L'AQUILA – ''La manovra finanziaria di 50 miliardi di euro sta facendo discutere perche' non fa operazioni di equita' ed inoltre ci sono cose che non c'entrano niente. E' deludente anche perche' abbiamo chiesto la riduzione dei costi della politica per dare un segnale di svolta ai cittadini''.Lo ha detto il segretario nazionale della Cisl, Raffaele Bonanni, intervenendo all'Aquila, sua terra d'origine, al convegno ''Qualita' e legalita' per un lavoro sicuro, regolare, stabile e professionale'', promosso dalla Filca-Cisl.

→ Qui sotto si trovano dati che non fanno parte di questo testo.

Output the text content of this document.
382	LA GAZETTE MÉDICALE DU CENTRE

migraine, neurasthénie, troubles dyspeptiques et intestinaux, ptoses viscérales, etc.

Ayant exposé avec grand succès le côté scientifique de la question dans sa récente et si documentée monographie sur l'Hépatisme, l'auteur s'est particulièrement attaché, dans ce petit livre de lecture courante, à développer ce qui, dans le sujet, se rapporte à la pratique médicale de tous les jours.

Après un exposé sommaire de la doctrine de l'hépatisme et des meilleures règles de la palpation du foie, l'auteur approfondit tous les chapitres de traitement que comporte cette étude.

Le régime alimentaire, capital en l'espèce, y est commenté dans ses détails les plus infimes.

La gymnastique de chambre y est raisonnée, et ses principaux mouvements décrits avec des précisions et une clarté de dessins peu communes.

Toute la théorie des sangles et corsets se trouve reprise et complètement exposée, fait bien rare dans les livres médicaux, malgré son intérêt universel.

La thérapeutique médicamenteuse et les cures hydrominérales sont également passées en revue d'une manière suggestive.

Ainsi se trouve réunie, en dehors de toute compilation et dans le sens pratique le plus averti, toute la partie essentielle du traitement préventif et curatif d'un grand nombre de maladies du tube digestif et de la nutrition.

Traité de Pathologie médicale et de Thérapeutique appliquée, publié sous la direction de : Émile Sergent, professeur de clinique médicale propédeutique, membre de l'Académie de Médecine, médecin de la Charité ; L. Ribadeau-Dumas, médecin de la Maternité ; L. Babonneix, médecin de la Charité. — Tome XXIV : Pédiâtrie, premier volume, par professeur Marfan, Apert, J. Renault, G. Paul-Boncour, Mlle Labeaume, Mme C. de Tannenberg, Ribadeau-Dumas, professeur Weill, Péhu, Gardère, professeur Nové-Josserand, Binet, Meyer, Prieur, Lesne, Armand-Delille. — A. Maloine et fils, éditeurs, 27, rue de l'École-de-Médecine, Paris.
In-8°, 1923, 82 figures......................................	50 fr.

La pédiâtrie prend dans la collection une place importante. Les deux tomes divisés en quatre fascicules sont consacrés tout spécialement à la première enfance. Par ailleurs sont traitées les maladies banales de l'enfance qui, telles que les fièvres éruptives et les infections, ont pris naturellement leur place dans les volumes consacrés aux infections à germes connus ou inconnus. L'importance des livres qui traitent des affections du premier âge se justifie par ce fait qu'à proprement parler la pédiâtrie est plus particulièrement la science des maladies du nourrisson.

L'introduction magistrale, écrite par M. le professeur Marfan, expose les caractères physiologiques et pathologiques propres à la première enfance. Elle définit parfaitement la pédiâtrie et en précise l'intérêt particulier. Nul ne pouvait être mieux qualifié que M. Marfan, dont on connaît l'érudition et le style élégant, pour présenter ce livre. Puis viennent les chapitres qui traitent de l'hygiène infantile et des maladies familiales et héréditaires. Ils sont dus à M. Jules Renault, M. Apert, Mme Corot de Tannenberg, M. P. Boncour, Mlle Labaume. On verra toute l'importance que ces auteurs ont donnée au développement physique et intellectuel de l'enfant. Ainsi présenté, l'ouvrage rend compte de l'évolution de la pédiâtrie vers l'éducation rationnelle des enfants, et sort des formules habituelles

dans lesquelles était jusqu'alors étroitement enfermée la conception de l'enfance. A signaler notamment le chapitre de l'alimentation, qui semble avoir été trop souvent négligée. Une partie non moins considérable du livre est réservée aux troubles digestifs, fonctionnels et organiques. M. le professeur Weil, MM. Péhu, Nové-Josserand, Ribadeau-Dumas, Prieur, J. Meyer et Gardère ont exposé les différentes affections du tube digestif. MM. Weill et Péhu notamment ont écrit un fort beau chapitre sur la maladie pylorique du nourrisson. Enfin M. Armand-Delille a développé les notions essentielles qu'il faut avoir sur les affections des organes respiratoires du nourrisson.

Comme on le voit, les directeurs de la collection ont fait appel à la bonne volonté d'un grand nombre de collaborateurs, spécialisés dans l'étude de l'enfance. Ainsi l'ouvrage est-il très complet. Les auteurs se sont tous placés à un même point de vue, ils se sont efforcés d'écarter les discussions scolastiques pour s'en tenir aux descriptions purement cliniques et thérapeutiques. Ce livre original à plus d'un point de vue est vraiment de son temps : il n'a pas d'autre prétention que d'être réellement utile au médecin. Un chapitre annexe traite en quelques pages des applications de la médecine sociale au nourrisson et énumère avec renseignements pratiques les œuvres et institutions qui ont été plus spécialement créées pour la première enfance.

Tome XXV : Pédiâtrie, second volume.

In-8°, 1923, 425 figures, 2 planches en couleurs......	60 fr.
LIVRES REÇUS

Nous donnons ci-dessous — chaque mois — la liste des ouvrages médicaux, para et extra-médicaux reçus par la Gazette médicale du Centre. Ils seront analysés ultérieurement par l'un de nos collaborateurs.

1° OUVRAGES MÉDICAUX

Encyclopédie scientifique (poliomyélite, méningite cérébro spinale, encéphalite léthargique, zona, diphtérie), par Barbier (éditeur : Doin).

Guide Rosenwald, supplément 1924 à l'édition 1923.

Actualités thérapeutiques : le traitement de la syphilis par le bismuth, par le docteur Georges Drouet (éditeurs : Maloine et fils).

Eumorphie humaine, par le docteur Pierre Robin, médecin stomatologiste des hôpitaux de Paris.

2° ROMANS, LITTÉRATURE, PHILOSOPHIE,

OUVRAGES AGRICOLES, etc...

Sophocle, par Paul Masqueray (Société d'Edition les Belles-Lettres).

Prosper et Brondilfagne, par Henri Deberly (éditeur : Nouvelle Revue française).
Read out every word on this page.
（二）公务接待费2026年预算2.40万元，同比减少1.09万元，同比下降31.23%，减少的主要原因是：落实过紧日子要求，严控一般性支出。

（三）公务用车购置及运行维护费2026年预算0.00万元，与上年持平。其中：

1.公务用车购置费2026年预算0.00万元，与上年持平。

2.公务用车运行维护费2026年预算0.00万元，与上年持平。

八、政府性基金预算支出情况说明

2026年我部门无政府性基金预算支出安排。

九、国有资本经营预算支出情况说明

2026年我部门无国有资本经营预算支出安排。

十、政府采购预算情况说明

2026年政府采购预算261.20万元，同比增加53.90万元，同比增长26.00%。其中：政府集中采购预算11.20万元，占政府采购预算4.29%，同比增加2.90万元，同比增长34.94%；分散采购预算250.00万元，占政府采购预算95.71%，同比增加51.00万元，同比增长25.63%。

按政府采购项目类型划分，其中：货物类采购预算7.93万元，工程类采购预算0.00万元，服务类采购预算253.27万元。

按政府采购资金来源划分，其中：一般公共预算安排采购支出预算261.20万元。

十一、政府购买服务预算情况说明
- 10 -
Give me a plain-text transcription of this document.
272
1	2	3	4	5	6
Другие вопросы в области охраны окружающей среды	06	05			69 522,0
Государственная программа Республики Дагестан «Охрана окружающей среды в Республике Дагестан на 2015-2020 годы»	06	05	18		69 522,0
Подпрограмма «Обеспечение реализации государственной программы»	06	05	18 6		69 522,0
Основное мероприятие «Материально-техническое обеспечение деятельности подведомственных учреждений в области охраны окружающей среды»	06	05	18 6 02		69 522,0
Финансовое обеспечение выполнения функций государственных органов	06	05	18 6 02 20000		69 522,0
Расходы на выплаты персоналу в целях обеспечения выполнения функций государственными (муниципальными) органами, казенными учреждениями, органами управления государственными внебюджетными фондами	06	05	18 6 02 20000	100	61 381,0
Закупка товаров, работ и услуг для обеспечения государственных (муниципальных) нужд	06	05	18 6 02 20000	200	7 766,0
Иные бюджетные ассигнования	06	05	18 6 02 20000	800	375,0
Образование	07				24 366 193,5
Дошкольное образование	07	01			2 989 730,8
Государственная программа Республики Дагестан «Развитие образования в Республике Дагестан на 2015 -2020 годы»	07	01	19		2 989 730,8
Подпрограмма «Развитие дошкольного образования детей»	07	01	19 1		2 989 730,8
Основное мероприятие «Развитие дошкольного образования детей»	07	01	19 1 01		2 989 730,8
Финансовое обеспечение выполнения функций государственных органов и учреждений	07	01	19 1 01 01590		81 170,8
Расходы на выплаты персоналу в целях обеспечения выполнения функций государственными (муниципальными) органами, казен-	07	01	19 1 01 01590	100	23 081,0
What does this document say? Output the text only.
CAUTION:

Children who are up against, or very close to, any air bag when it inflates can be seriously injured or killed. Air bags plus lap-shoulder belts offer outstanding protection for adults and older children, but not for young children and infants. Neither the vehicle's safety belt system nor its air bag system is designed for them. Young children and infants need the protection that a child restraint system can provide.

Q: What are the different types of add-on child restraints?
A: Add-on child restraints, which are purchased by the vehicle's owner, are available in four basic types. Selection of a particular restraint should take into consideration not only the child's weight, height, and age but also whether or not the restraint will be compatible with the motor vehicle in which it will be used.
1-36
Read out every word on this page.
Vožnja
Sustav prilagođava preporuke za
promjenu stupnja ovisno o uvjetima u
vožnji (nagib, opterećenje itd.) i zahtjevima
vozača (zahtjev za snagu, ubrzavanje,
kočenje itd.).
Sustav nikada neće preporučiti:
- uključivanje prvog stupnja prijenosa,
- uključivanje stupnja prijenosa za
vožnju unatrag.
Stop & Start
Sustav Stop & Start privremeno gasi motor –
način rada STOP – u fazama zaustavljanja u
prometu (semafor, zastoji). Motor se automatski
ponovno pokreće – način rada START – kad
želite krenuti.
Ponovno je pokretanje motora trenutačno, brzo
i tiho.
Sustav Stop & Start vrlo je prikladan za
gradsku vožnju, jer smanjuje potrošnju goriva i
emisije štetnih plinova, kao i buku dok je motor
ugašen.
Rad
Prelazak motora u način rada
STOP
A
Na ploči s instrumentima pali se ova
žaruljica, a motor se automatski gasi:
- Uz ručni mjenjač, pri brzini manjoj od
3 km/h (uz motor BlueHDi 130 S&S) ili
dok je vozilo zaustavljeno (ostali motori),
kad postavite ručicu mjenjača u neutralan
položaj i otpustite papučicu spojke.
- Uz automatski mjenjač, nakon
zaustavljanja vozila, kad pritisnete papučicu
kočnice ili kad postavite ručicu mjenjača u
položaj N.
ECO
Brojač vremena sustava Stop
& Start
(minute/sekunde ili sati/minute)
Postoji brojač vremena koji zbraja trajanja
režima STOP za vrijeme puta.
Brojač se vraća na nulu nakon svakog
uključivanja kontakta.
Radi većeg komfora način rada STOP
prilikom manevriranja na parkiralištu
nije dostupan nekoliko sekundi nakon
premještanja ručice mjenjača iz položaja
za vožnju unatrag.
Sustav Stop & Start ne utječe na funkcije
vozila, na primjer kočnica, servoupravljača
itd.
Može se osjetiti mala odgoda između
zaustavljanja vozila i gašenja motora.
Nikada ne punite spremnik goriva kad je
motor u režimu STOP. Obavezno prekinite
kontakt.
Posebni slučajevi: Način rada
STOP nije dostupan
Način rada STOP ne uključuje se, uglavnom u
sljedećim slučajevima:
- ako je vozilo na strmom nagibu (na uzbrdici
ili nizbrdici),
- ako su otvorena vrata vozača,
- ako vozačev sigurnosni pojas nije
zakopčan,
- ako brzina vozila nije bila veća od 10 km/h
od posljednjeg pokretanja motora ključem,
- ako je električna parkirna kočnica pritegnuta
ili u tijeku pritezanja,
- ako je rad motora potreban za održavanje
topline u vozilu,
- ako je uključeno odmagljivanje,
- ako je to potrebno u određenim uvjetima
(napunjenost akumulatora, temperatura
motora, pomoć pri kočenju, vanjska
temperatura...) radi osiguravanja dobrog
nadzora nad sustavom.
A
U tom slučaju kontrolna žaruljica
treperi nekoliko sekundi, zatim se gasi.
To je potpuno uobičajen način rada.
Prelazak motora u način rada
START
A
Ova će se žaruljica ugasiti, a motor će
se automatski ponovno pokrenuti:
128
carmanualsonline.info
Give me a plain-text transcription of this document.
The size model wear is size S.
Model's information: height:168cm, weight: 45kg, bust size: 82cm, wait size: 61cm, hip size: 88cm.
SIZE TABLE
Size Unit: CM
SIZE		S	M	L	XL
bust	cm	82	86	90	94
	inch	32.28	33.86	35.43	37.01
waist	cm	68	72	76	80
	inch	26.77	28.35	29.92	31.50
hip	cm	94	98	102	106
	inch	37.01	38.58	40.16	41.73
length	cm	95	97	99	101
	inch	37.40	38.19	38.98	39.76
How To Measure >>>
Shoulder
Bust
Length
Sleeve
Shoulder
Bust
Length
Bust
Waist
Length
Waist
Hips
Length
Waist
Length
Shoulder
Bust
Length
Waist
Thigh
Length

''Chiederemo ai presidenti Camera e Senato di mettere subito all'ordine del giorno i provvedimenti, il piglio di fare le cose rapidamente si e' perso – ha proseguito – I cittadini hanno bisogno di segnali: se un genitore in un momento di difficolta' sperpera, come puo' chiedere sacrifici ed essere credibile agli occhi della famiglia? Serve una manovra forte di recupero della responsabilita'. Sono molto preoccupato, quelli che ci aspettano saranno anni molto difficili c'e' da dimezzare il debito pubblico da 1800 e 900 miliardi di euro. I politici ne parlano poco, ma lo dobbiamo fare perche' altrimenti ci ridiciamo male sia per le speculazioni che ci sono sia per la stabilita' economica e sociale del Paese''.
Bonanni si e' soffermato anche sui pagamento che i cittadini si trovano a dover sostenere: ''Paghiamo l'Unione europea, per la quale speriamo in un governo eletto dai cittadini, lo Stato centrale, le Regioni che assomigliano allo stato centrale, le Province, che Dio solo sa a che cosa servono, i Comuni, per i quali dovrebbe esserci un piano di accorpamento per i piu' piccoli, le circoscrizioni e le comunita' montane. Senza parlare degli altri organismi. Non e' solo un problema di costi, ma di funzionalita'. L'altro ieri abbiamo chiesto di tagliare ma la politica, tutta compatta ha difeso questi Enti. E' un gioco al massacro che a noi non piace, e' un gioco pericoloso che non ci portera' lontano''.